Long Key, on the central western coast of Florida, has been nourished repeatedly since 1975. Following nourishment, the beach has rapidly eroded. This study documents rates, processes, and mechanisms for the rapid erosion. To better understand the beach performance, it is crucial to quantify the background erosion rate when artificial beach fill is at its minimum. This year long study from February 2003 through March of 2004 provides a detailed examination of the performance of a natural beach experiencing intense erosion.

The primary objective is to analyze the performance of Long Key through detailed investigation of shoreline and beach-volume changes at a time when the effects of the most recent nourishment in the summer of 2000 are a minimal influence, and the natural performance of the beach, i.e, the background erosion/accretion rate, can be determined. This study also examines, in detail, shore-parallel and cross-shore sediment properties in an attempt to link erosional, stable and accretional areas to sediment grain-size composition. Finally seasonal variations of the nearshore morphology and sediment properties of the Long Key beach were determined to identify the significance of seasonal variations on long-shore and cross-shore sediment transport. This study was conducted using monthly beach profile data and monthly sediment samples. Net longshore sediment transport at the eroding north end (Upham Beach) is to the south at a rate of 34,000 cubic meters per year.
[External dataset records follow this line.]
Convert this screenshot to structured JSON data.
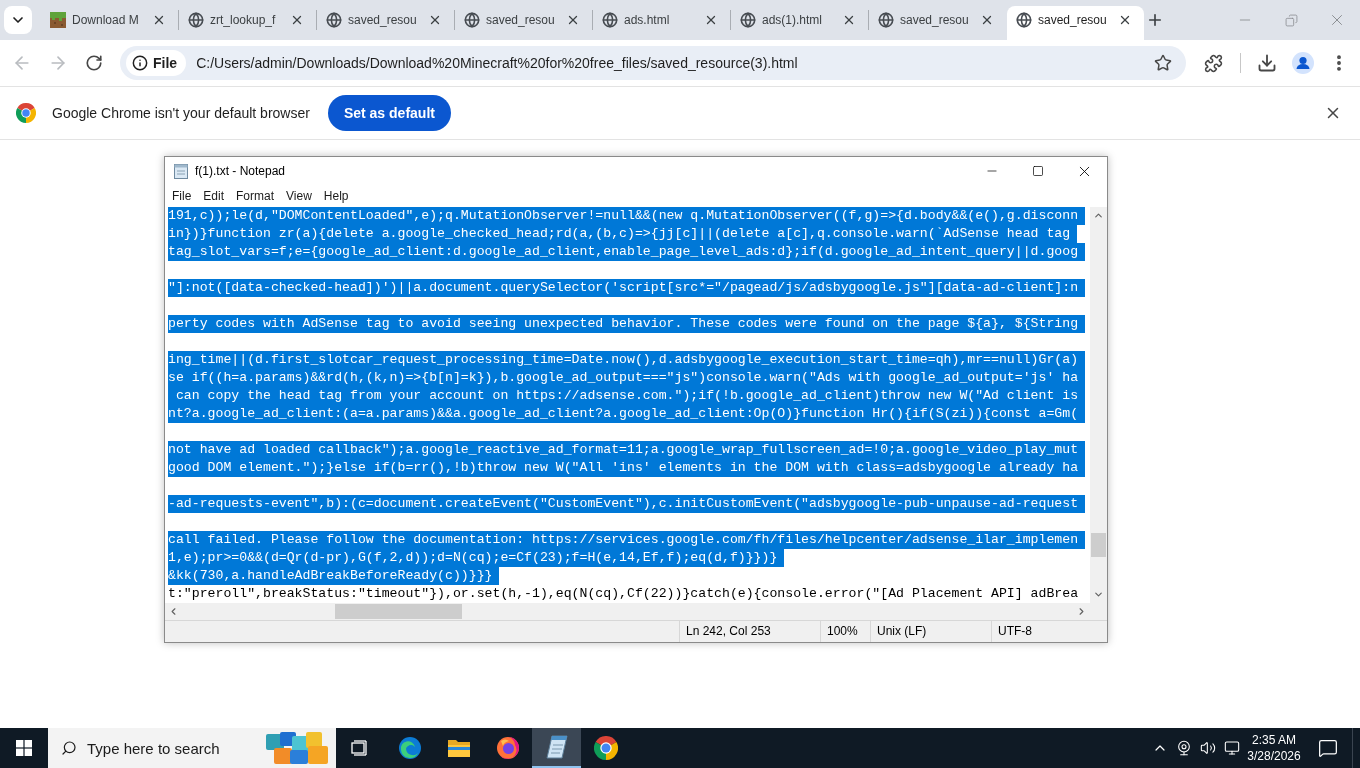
{
  "browser": {
    "tabs": [
      {
        "title": "Download M",
        "kind": "favicon",
        "selected": false
      },
      {
        "title": "zrt_lookup_f",
        "kind": "globe",
        "selected": false
      },
      {
        "title": "saved_resou",
        "kind": "globe",
        "selected": false
      },
      {
        "title": "saved_resou",
        "kind": "globe",
        "selected": false
      },
      {
        "title": "ads.html",
        "kind": "globe",
        "selected": false
      },
      {
        "title": "ads(1).html",
        "kind": "globe",
        "selected": false
      },
      {
        "title": "saved_resou",
        "kind": "globe",
        "selected": false
      },
      {
        "title": "saved_resou",
        "kind": "globe",
        "selected": true
      }
    ],
    "navigation": {
      "back": {
        "disabled": true
      },
      "forward": {
        "disabled": true
      }
    },
    "address": {
      "chip": "File",
      "url": "C:/Users/admin/Downloads/Download%20Minecraft%20for%20free_files/saved_resource(3).html"
    },
    "infobar": {
      "message": "Google Chrome isn't your default browser",
      "button": "Set as default"
    }
  },
  "notepad": {
    "title": "f(1).txt - Notepad",
    "menu": [
      "File",
      "Edit",
      "Format",
      "View",
      "Help"
    ],
    "lines": [
      {
        "kind": "code",
        "text": "191,c));le(d,\"DOMContentLoaded\",e);q.MutationObserver!=null&&(new q.MutationObserver((f,g)=>{d.body&&(e(),g.disconn",
        "selected": true
      },
      {
        "kind": "code",
        "text": "in})}function zr(a){delete a.google_checked_head;rd(a,(b,c)=>{jj[c]||(delete a[c],q.console.warn(`AdSense head tag",
        "selected": true
      },
      {
        "kind": "code",
        "text": "tag_slot_vars=f;e={google_ad_client:d.google_ad_client,enable_page_level_ads:d};if(d.google_ad_intent_query||d.goog",
        "selected": true
      },
      {
        "kind": "blank"
      },
      {
        "kind": "code",
        "text": "\"]:not([data-checked-head])')||a.document.querySelector('script[src*=\"/pagead/js/adsbygoogle.js\"][data-ad-client]:n",
        "selected": true
      },
      {
        "kind": "blank"
      },
      {
        "kind": "code",
        "text": "perty codes with AdSense tag to avoid seeing unexpected behavior. These codes were found on the page ${a}, ${String",
        "selected": true
      },
      {
        "kind": "blank"
      },
      {
        "kind": "code",
        "text": "ing_time||(d.first_slotcar_request_processing_time=Date.now(),d.adsbygoogle_execution_start_time=qh),mr==null)Gr(a)",
        "selected": true
      },
      {
        "kind": "code",
        "text": "se if((h=a.params)&&rd(h,(k,n)=>{b[n]=k}),b.google_ad_output===\"js\")console.warn(\"Ads with google_ad_output='js' ha",
        "selected": true
      },
      {
        "kind": "code",
        "text": " can copy the head tag from your account on https://adsense.com.\");if(!b.google_ad_client)throw new W(\"Ad client is",
        "selected": true
      },
      {
        "kind": "code",
        "text": "nt?a.google_ad_client:(a=a.params)&&a.google_ad_client?a.google_ad_client:Op(O)}function Hr(){if(S(zi)){const a=Gm(",
        "selected": true
      },
      {
        "kind": "blank"
      },
      {
        "kind": "code",
        "text": "not have ad loaded callback\");a.google_reactive_ad_format=11;a.google_wrap_fullscreen_ad=!0;a.google_video_play_mut",
        "selected": true
      },
      {
        "kind": "code",
        "text": "good DOM element.\");}else if(b=rr(),!b)throw new W(\"All 'ins' elements in the DOM with class=adsbygoogle already ha",
        "selected": true
      },
      {
        "kind": "blank"
      },
      {
        "kind": "code",
        "text": "-ad-requests-event\",b):(c=document.createEvent(\"CustomEvent\"),c.initCustomEvent(\"adsbygoogle-pub-unpause-ad-request",
        "selected": true
      },
      {
        "kind": "blank"
      },
      {
        "kind": "code",
        "text": "call failed. Please follow the documentation: https://services.google.com/fh/files/helpcenter/adsense_ilar_implemen",
        "selected": true
      },
      {
        "kind": "code",
        "text": "1,e);pr>=0&&(d=Qr(d-pr),G(f,2,d));d=N(cq);e=Cf(23);f=H(e,14,Ef,f);eq(d,f)}})}",
        "selected": true
      },
      {
        "kind": "code",
        "text": "&kk(730,a.handleAdBreakBeforeReady(c))}}}",
        "selected": true
      },
      {
        "kind": "code",
        "text": "t:\"preroll\",breakStatus:\"timeout\"}),or.set(h,-1),eq(N(cq),Cf(22))}catch(e){console.error(\"[Ad Placement API] adBrea",
        "selected": false
      }
    ],
    "status": [
      "Ln 242, Col 253",
      "100%",
      "Unix (LF)",
      "UTF-8"
    ]
  },
  "taskbar": {
    "search": {
      "placeholder": "Type here to search"
    },
    "apps": [
      {
        "kind": "edge",
        "selected": false
      },
      {
        "kind": "explorer",
        "selected": false
      },
      {
        "kind": "firefox",
        "selected": false
      },
      {
        "kind": "notepad",
        "selected": true
      },
      {
        "kind": "chrome",
        "selected": false
      }
    ],
    "clock": {
      "time": "2:35 AM",
      "date": "3/28/2026"
    }
  }
}
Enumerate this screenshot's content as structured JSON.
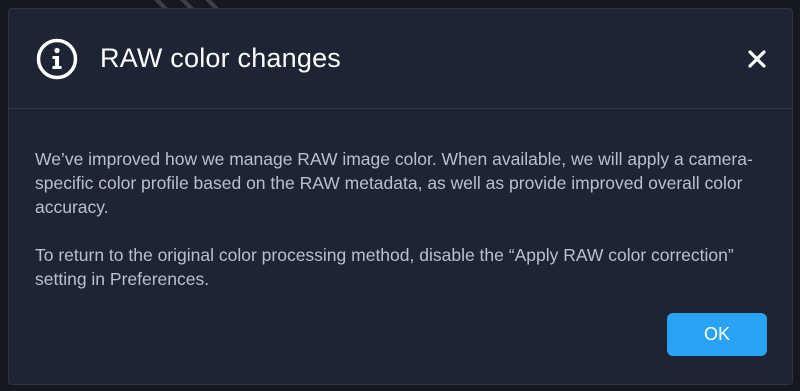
{
  "dialog": {
    "title": "RAW color changes",
    "icon": "info-icon",
    "close_icon": "close-icon",
    "paragraphs": [
      "We’ve improved how we manage RAW image color. When available, we will apply a camera-specific color profile based on the RAW metadata, as well as provide improved overall color accuracy.",
      "To return to the original color processing method, disable the “Apply RAW color correction” setting in Preferences."
    ],
    "ok_label": "OK"
  },
  "colors": {
    "background": "#15181f",
    "dialog_bg": "#1d2433",
    "accent": "#2aa3f7",
    "title_text": "#ffffff",
    "body_text": "#b9c0cc"
  }
}
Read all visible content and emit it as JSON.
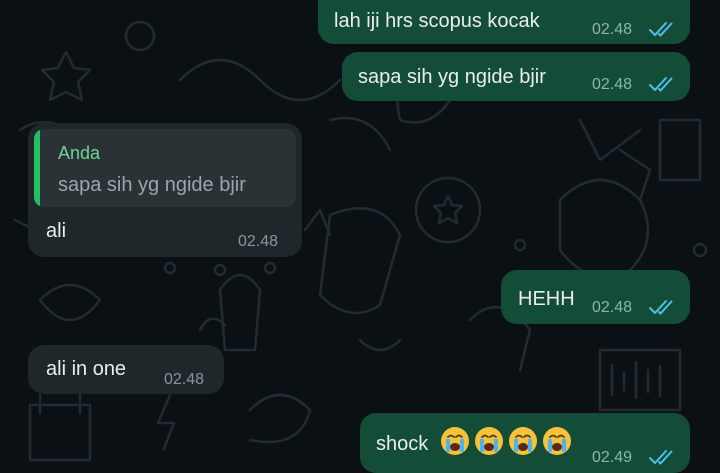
{
  "messages": [
    {
      "direction": "outgoing",
      "text": "lah iji hrs scopus kocak",
      "time": "02.48",
      "status_icon": "double-check-icon"
    },
    {
      "direction": "outgoing",
      "text": "sapa sih yg ngide bjir",
      "time": "02.48",
      "status_icon": "double-check-icon"
    },
    {
      "direction": "incoming",
      "reply_to": {
        "author": "Anda",
        "text": "sapa sih yg ngide bjir"
      },
      "text": "ali",
      "time": "02.48"
    },
    {
      "direction": "outgoing",
      "text": "HEHH",
      "time": "02.48",
      "status_icon": "double-check-icon"
    },
    {
      "direction": "incoming",
      "text": "ali in one",
      "time": "02.48"
    },
    {
      "direction": "outgoing",
      "text": "shock",
      "emoji": [
        "loudly-crying-face",
        "loudly-crying-face",
        "loudly-crying-face",
        "loudly-crying-face"
      ],
      "time": "02.49",
      "status_icon": "double-check-icon"
    }
  ],
  "colors": {
    "background": "#0b1014",
    "outgoing_bubble": "#134d37",
    "incoming_bubble": "#1f272a",
    "quote_accent": "#21c063",
    "read_tick": "#53bdeb"
  }
}
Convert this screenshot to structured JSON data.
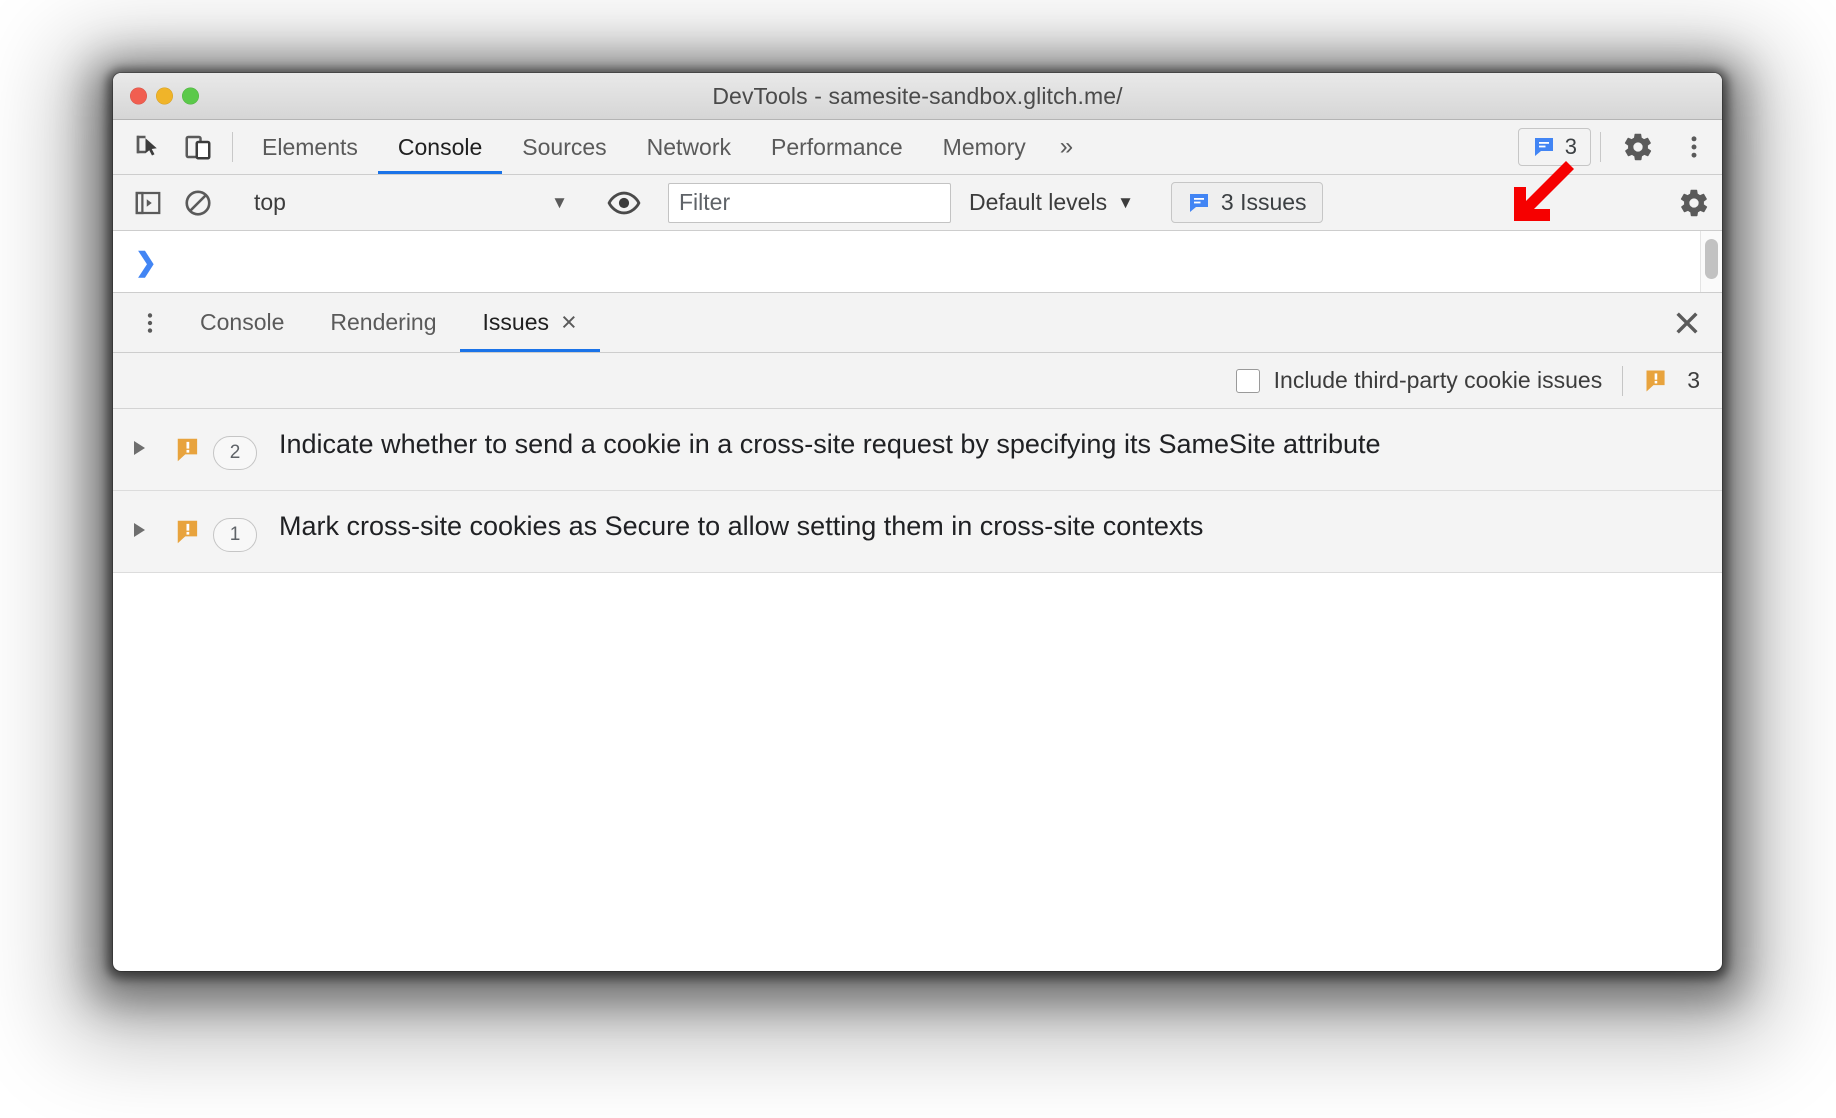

Eighty-five percent of this sediment is deposited on the central and southern portions of the island, mainly in the central portion. This is an elevated sediment transport rate as compared to the generally accepted rate of 15,000 to 20,000 cubic meters per year, which explains the rapid erosion at the north end. The greatest volume loss occurs in the winter months, ostensibly due to the passage of winter storms. There is also no significant cross-shore sediment transport in the northern portion of Long Key, beach profile results demonstrate a stable shape. However, there is slight cross-shore sediment transport in the central and southern regions of the island. At location LK 3 in the north end of the island lost 35 meters of shoreline above NGVD and 25 meters below NGVD. At location LK 11 in the south end there was a gain of 3 meters above NGVD and 15 meters below NGVD.

Based on detailed sediment analysis, it is not possible to determine distinctive and persistent temporal or spatial sediment characteristics, nor are the sediment properties of Long Key indicative of longshore sediment transport.